Markus J. Hofmann


2024

pdf bib
Individual Text Corpora Predict Openness, Interests, Knowledge and Level of Education
Markus J. Hofmann | Markus T. Jansen | Christoph Wigbels | Benny Briesemeister | Arthur M. Jacobs
Proceedings of the Workshop on Cognitive Aspects of the Lexicon @ LREC-COLING 2024

Here we examine whether the personality dimension of openness to experience can be predicted from the individual google search history. By web scraping, individual text corpora (ICs) were generated from 214 participants with a mean number of 5 million word tokens. We trained word2vec models and used the similarities of each IC to label words, which were derived from a lexical approach of personality. These IC-label-word similarities were utilized as predictive features in neural models. For training and validation, we relied on 179 participants and held out a test sample of 35 participants. A grid search with varying number of predictive features, hidden units and boost factor was performed. As model selection criterion, we used R2 in the validation samples penalized by the absolute R2 difference between training and validation. The selected neural model explained 35% of the openness variance in the test sample, while an ensemble model with the same architecture often provided slightly more stable predictions for intellectual interests, knowledge in humanities and level of education. Finally, a learning curve analysis suggested that around 500 training participants are required for generalizable predictions. We discuss ICs as a complement or replacement of survey-based psychodiagnostics.

2020

pdf bib
Individual corpora predict fast memory retrieval during reading
Markus J. Hofmann | Lara Müller | Andre Rölke | Ralph Radach | Chris Biemann
Proceedings of the Workshop on the Cognitive Aspects of the Lexicon

The corpus, from which a predictive language model is trained, can be considered the experience of a semantic system. We recorded everyday reading of two participants for two months on a tablet, generating individual corpus samples of 300/500K tokens.
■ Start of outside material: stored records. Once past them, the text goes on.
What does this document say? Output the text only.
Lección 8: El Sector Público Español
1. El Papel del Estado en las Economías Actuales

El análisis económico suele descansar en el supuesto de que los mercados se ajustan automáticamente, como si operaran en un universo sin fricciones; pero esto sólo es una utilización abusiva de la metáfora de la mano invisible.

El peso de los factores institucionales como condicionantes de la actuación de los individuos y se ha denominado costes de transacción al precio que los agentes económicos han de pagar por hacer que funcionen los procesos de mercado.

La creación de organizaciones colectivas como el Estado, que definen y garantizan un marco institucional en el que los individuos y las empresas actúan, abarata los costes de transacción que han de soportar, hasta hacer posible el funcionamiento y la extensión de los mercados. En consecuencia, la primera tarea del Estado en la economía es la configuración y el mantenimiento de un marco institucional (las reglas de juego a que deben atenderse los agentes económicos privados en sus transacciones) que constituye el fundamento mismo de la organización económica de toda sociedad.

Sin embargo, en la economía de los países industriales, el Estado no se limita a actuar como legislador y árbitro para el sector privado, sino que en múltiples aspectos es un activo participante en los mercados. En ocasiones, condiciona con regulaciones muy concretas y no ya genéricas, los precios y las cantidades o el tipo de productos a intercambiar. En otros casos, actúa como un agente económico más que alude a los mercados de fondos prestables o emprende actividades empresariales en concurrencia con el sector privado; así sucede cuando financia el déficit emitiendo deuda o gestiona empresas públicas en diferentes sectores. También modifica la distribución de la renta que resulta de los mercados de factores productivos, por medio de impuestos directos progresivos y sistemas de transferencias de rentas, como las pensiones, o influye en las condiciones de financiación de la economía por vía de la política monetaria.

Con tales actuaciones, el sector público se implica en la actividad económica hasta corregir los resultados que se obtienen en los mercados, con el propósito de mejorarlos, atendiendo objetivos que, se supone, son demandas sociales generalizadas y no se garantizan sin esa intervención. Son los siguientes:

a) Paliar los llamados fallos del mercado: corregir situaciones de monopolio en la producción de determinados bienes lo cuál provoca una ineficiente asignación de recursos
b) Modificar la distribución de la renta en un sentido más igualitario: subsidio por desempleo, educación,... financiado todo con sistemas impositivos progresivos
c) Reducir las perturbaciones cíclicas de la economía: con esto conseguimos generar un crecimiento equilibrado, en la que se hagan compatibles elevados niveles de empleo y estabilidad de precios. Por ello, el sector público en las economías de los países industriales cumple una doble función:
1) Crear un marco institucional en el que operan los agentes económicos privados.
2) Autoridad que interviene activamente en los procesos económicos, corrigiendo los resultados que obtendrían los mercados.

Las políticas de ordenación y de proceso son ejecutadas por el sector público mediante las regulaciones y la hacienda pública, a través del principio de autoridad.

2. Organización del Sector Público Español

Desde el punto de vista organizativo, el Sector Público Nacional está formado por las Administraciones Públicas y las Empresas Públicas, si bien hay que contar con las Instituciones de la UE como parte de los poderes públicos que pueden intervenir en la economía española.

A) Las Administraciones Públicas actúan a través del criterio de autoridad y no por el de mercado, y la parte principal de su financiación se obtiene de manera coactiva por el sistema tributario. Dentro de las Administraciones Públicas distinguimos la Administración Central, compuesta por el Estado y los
Then we trained word2vec models from individual corpora and a 70 million-sentence newspaper corpus to obtain individual and norm-based long-term memory structure. To test whether individual corpora can make better predictions for a cognitive task of long-term memory retrieval, we generated stimulus materials consisting of 134 sentences with uncorrelated individual and norm-based word probabilities. For the subsequent eye tracking study 1-2 months later, our regression analyses revealed that individual, but not norm-corpus-based word probabilities can account for first-fixation duration and first-pass gaze duration. Word length additionally affected gaze duration and total viewing duration. The results suggest that corpora representative for an individual’s long-term memory structure can better explain reading performance than a norm corpus, and that recently acquired information is lexically accessed rapidly.